Eleanor Mitchell (Dickinson College, Carlisle, Pennsylvania, USA)
Sarah Barbara Watstein (University of North Carolina, Wilmington, North Carolina, USA)

Reference Services Review

ISSN: 0090-7324

Article publication date: 8 August 2016

393

Citation

Mitchell, E. and Watstein, S.B. (2016), "Editorial", Reference Services Review, Vol. 44 No. 3, pp. 218-218. https://doi.org/10.1108/RSR-06-2016-0040

Publisher

:

Emerald Group Publishing Limited

Copyright © 2016, Emerald Group Publishing Limited


Ideas you can use

Conferences and professional gatherings of academic librarians and library stakeholders provide opportunities for learning, networking and kick starting new ideas. Practitioners are eager to walk away from a conference with concrete suggestions to reinvigorate and rejuvenate their service programs. In this issue, we bring together a number of articles with practical and immediate application and implication for your library’s services.

Several manuscripts provide thoughtful, in-depth discussion of front-line reference and user services. The integration of technology into service design and delivery is the focus of five manuscripts – “Impact of Web-Scale Discovery on Reference Inquiry” (Koclanes, Copenhaver), “Are Reference Pop-up Widgets Welcome or Annoying? A Usability Study” (Imler, Garcia, Clements), “Building Bridges: Outreach to International Students via Vernacular Language Videos” (Li, McDowell, Wang), “Changing the Face of Reference and User Services: Adoption of Social Media in Top Ghanaian Academic Libraries” (Akenkorah-Marfo and Akussah) and “Studying the Impact of Blended learning that uses the Online PBwiki Guided by Activity Theory on LIS Students’ Knowledge Management” (Barhoumi). We suggest readers will be especially interested in Blake and Morse’s work, “Keeping your Options Open: A Review of Open Source and Free Technologies for Instructional Use in Higher Education”, which presents and describes a number of free technologies to use and to introduce to patrons. Rogers and Carrier consider research consultations in “A Qualitative Investigation of Patrons’ Experiences with Academic Library Research Consultations”. The manuscript by Gonnerman and Johnson considers service providers themselves, specifically “Peer Reference Assistants in a Small Liberal Arts College: Case Study”. And don’t overlook Saunders’ manuscript titled “Teaching the Reference Interview through Practice-Based Assignments”. Lastly, consider the results of Pierard’s and Bordeianu’s survey on the status and sustainability of reference collections in learning commons at Association of Research Library (ARL) member libraries.

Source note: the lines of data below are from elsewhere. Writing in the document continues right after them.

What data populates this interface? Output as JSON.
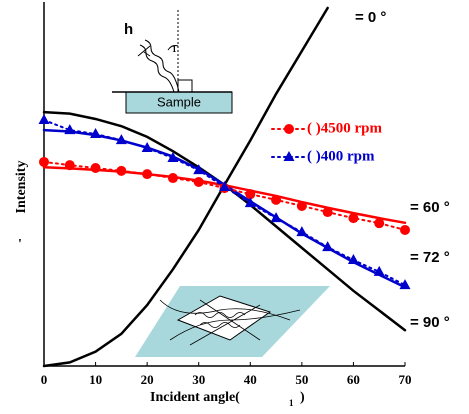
{
  "chart_data": {
    "type": "line",
    "x_label": "Incident angle(",
    "x_label_sub": "1",
    "x_label_end": ")",
    "y_label": "Intensity",
    "y_label_mark": "'",
    "x": [
      0,
      5,
      10,
      15,
      20,
      25,
      30,
      35,
      40,
      45,
      50,
      55,
      60,
      65,
      70
    ],
    "xlim": [
      0,
      70
    ],
    "xticks": [
      0,
      10,
      20,
      30,
      40,
      50,
      60,
      70
    ],
    "ylim": [
      0,
      1
    ],
    "series": [
      {
        "color": "#000000",
        "style": "solid",
        "values": [
          0,
          0.01,
          0.04,
          0.09,
          0.17,
          0.27,
          0.38,
          0.506,
          0.63,
          0.76,
          0.88,
          1.0,
          null,
          null,
          null
        ]
      },
      {
        "color": "#000000",
        "style": "solid",
        "values": [
          0.709,
          0.705,
          0.69,
          0.67,
          0.64,
          0.6,
          0.555,
          0.506,
          0.45,
          0.39,
          0.33,
          0.27,
          0.21,
          0.155,
          0.1
        ]
      },
      {
        "color": "#ff0000",
        "style": "solid",
        "values": [
          0.555,
          0.552,
          0.548,
          0.543,
          0.536,
          0.528,
          0.518,
          0.505,
          0.49,
          0.475,
          0.458,
          0.442,
          0.427,
          0.413,
          0.4
        ]
      },
      {
        "color": "#0000cc",
        "style": "solid",
        "values": [
          0.659,
          0.655,
          0.645,
          0.63,
          0.61,
          0.585,
          0.55,
          0.506,
          0.46,
          0.415,
          0.37,
          0.33,
          0.29,
          0.255,
          0.22
        ]
      },
      {
        "name": "(   )4500 rpm",
        "color": "#ff0000",
        "style": "dotted",
        "marker": "circle",
        "values": [
          0.57,
          0.561,
          0.553,
          0.545,
          0.536,
          0.525,
          0.514,
          0.497,
          0.48,
          0.464,
          0.447,
          0.43,
          0.413,
          0.399,
          0.38
        ]
      },
      {
        "name": "(   )400 rpm",
        "color": "#0000cc",
        "style": "dotted",
        "marker": "triangle",
        "values": [
          0.687,
          0.659,
          0.648,
          0.631,
          0.609,
          0.581,
          0.547,
          0.5,
          0.455,
          0.413,
          0.374,
          0.332,
          0.296,
          0.263,
          0.226
        ]
      }
    ],
    "annotations": [
      "= 0 °",
      "= 60 °",
      "= 72 °",
      "= 90 °",
      "h",
      "1",
      "Sample"
    ]
  }
}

Other manuscripts focus on information literacy instruction. These include Bury’s article, “Learning from Faculty Voices on Information Literacy: Opportunities and Challenges for Undergraduate Literacy Education” and Lantz, Insua, Armstrong and Pho’s work “Student Bibliographies: Charting Research Skills over Time”. Artemchik joins the information literacy instruction conversation with insights on “Using the Instructional Design Process in Tutorial Development”. In a related vein, Zhang, Stonebraker and Promman consider our users and their experience of online help – “Understanding Library Users’ Preferences and Expectations of Online Help”.

There are many tangible takeaways in this issue. We believe that this practitioner-oriented issue will foster learning, networking and kick starting of new ideas among readers at all levels, from next-generation librarians to seasoned practitioners and their supervisors alike.